The exhibition in the Palm Gallery is a homage to the crisp autumn of Estonia and its peculiar variety of colors, which extends from the treetops to the bogs. During this photo journey, we will visit Kõrvemaa's large native forests, as well as the pristine and mysterious nature of the Kakerdaja bog. The creations of Estonian designers are accompanied by traditional stories about giants and wild animals with mystical abilities, and an important role is played by reflective surfaces that convey our ancestor's belief in a layered world.
Following Estonian designers are represented at the photo exhibition: Aldo Järvsoo, Hyrv, Kaia Saarna, Liisa Soolepp, Luminée, Samelin, Studio August, Tanel Veenre, Triinu Pungits.
At the opening of the exhibition, the art director Piret Puppart will introduce the project. A welcome drink is provided by Rotermann.
The photo exhibition in the Palm Gallery will remain open until November 30, 2023.
PoCo is a Pop art museum that presents the works of world-famous artists like Warhol, Banksy, Koons, Lichtenstein, Haring, Hirst, Hockney, Basquiat, Kusama etc.
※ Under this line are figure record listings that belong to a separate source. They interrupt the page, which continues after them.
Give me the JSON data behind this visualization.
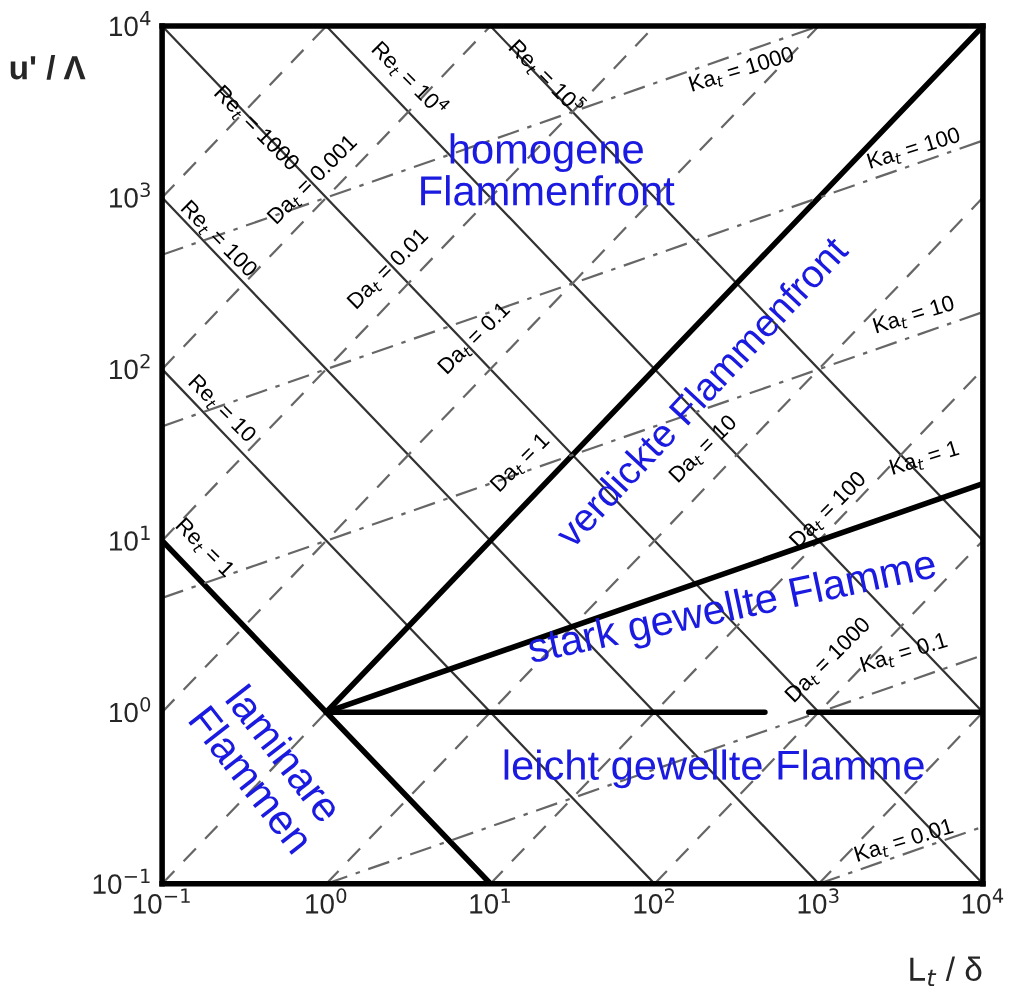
{
  "chart_data": {
    "type": "line",
    "xlabel": "L$_{t}$ / δ",
    "ylabel": "u' / Λ",
    "log": "xy",
    "grid": false,
    "legend": false,
    "xlim": [
      0.1,
      10000
    ],
    "ylim": [
      0.1,
      10000
    ],
    "xticks": [
      {
        "value": 0.1,
        "label": "10$^{−1}$"
      },
      {
        "value": 1,
        "label": "10$^{0}$"
      },
      {
        "value": 10,
        "label": "10$^{1}$"
      },
      {
        "value": 100,
        "label": "10$^{2}$"
      },
      {
        "value": 1000,
        "label": "10$^{3}$"
      },
      {
        "value": 10000,
        "label": "10$^{4}$"
      }
    ],
    "yticks": [
      {
        "value": 0.1,
        "label": "10$^{−1}$"
      },
      {
        "value": 1,
        "label": "10$^{0}$"
      },
      {
        "value": 10,
        "label": "10$^{1}$"
      },
      {
        "value": 100,
        "label": "10$^{2}$"
      },
      {
        "value": 1000,
        "label": "10$^{3}$"
      },
      {
        "value": 10000,
        "label": "10$^{4}$"
      }
    ],
    "series": [
      {
        "color": "#000000",
        "line_style": "solid",
        "x": [
          0.1,
          10
        ],
        "values": [
          10,
          0.1
        ]
      },
      {
        "color": "#333333",
        "line_style": "solid",
        "x": [
          0.1,
          100
        ],
        "values": [
          100,
          0.1
        ]
      },
      {
        "color": "#333333",
        "line_style": "solid",
        "x": [
          0.1,
          1000
        ],
        "values": [
          1000,
          0.1
        ]
      },
      {
        "color": "#333333",
        "line_style": "solid",
        "x": [
          0.1,
          10000
        ],
        "values": [
          10000,
          0.1
        ]
      },
      {
        "color": "#333333",
        "line_style": "solid",
        "x": [
          1,
          10000
        ],
        "values": [
          10000,
          1
        ]
      },
      {
        "color": "#333333",
        "line_style": "solid",
        "x": [
          10,
          10000
        ],
        "values": [
          10000,
          10
        ]
      },
      {
        "color": "#666666",
        "line_style": "dashed",
        "x": [
          0.1,
          1
        ],
        "values": [
          1000,
          10000
        ]
      },
      {
        "color": "#666666",
        "line_style": "dashed",
        "x": [
          0.1,
          10
        ],
        "values": [
          100,
          10000
        ]
      },
      {
        "color": "#666666",
        "line_style": "dashed",
        "x": [
          0.1,
          100
        ],
        "values": [
          10,
          10000
        ]
      },
      {
        "color": "#666666",
        "line_style": "dashed",
        "x": [
          0.1,
          1000
        ],
        "values": [
          1,
          10000
        ]
      },
      {
        "color": "#666666",
        "line_style": "dashed",
        "x": [
          0.1,
          1
        ],
        "values": [
          0.1,
          1
        ]
      },
      {
        "color": "#000000",
        "line_style": "solid",
        "x": [
          1,
          10000
        ],
        "values": [
          1,
          10000
        ]
      },
      {
        "color": "#666666",
        "line_style": "dashed",
        "x": [
          1,
          10000
        ],
        "values": [
          0.1,
          1000
        ]
      },
      {
        "color": "#666666",
        "line_style": "dashed",
        "x": [
          10,
          10000
        ],
        "values": [
          0.1,
          100
        ]
      },
      {
        "color": "#666666",
        "line_style": "dashed",
        "x": [
          100,
          10000
        ],
        "values": [
          0.1,
          10
        ]
      },
      {
        "color": "#666666",
        "line_style": "dashed",
        "x": [
          1000,
          10000
        ],
        "values": [
          0.1,
          1
        ]
      },
      {
        "color": "#666666",
        "line_style": "dashdot",
        "x": [
          1000,
          10000
        ],
        "values": [
          0.1,
          0.215
        ]
      },
      {
        "color": "#666666",
        "line_style": "dashdot",
        "x": [
          1,
          10000
        ],
        "values": [
          0.1,
          2.15
        ]
      },
      {
        "color": "#000000",
        "line_style": "solid",
        "x": [
          1,
          10000
        ],
        "values": [
          1,
          21.5
        ]
      },
      {
        "color": "#666666",
        "line_style": "dashdot",
        "x": [
          0.1,
          10000
        ],
        "values": [
          4.64,
          215
        ]
      },
      {
        "color": "#666666",
        "line_style": "dashdot",
        "x": [
          0.1,
          10000
        ],
        "values": [
          46.4,
          2150
        ]
      },
      {
        "color": "#666666",
        "line_style": "dashdot",
        "x": [
          0.1,
          1000
        ],
        "values": [
          464,
          10000
        ]
      },
      {
        "color": "#000000",
        "line_style": "solid",
        "x": [
          1,
          470,
          640,
          870,
          10000
        ],
        "values": [
          1,
          1,
          null,
          1,
          1
        ]
      }
    ],
    "annotations": [
      "Re$_{t}$ = 1000",
      "Re$_{t}$ = 10$^{4}$",
      "Re$_{t}$ = 10$^{5}$",
      "Re$_{t}$ = 100",
      "Re$_{t}$ = 10",
      "Re$_{t}$ = 1",
      "Da$_{t}$ = 0.001",
      "Da$_{t}$ = 0.01",
      "Da$_{t}$ = 0.1",
      "Da$_{t}$ = 1",
      "Da$_{t}$ = 10",
      "Da$_{t}$ = 100",
      "Da$_{t}$ = 1000",
      "Ka$_{t}$ = 1000",
      "Ka$_{t}$ = 100",
      "Ka$_{t}$ = 10",
      "Ka$_{t}$ = 1",
      "Ka$_{t}$ = 0.1",
      "Ka$_{t}$ = 0.01",
      "homogene\nFlammenfront",
      "verdickte Flammenfront",
      "stark gewellte Flamme",
      "leicht gewellte Flamme",
      "laminare\nFlammen"
    ]
  }
}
Pop art is bold, ironic, and combines socio-criticism with the symbiosis of thought games. Pop art will never end, as the world around us and societal impulses constantly create new opportunities for protest, finding new connections, and just having fun. PoCo offers Pop art classics but constantly surprises with something new.
One and the same item can be perceived entirely differently depending on the space in which we view it. In a furniture store, a chair might just be a chair and a table might just be a table, but place that item in a gallery and it gives us the opportunity to view it as a piece of art, a sculptural form, something that tells a story.
The Intera Furniture Showroom, in cooperation with the KOOS Gallery, has selected everyday items that have become design classics and legends in their own right. We take a closer look at the fine line between art and design.
After this year's Tallinn Design Festival, get ready for another exciting event, since on 27 September, Fotografiska opens a large-scale retrospective exhibition of Toomas Volkmann’s work, telling the artist’s story in more than 100 photographs from his 30-year creative journey.
The importance of the exhibition lies not only in the unravelling of the artist’s own world, but also in the sensitive mapping of an era, from the painful brittleness of the 1990s to the arrogant aesthetics of the 2010s. For the first time, the exhibition will occupy not only the exhibition hall but also the 1st and 6th floors of Fotografiska.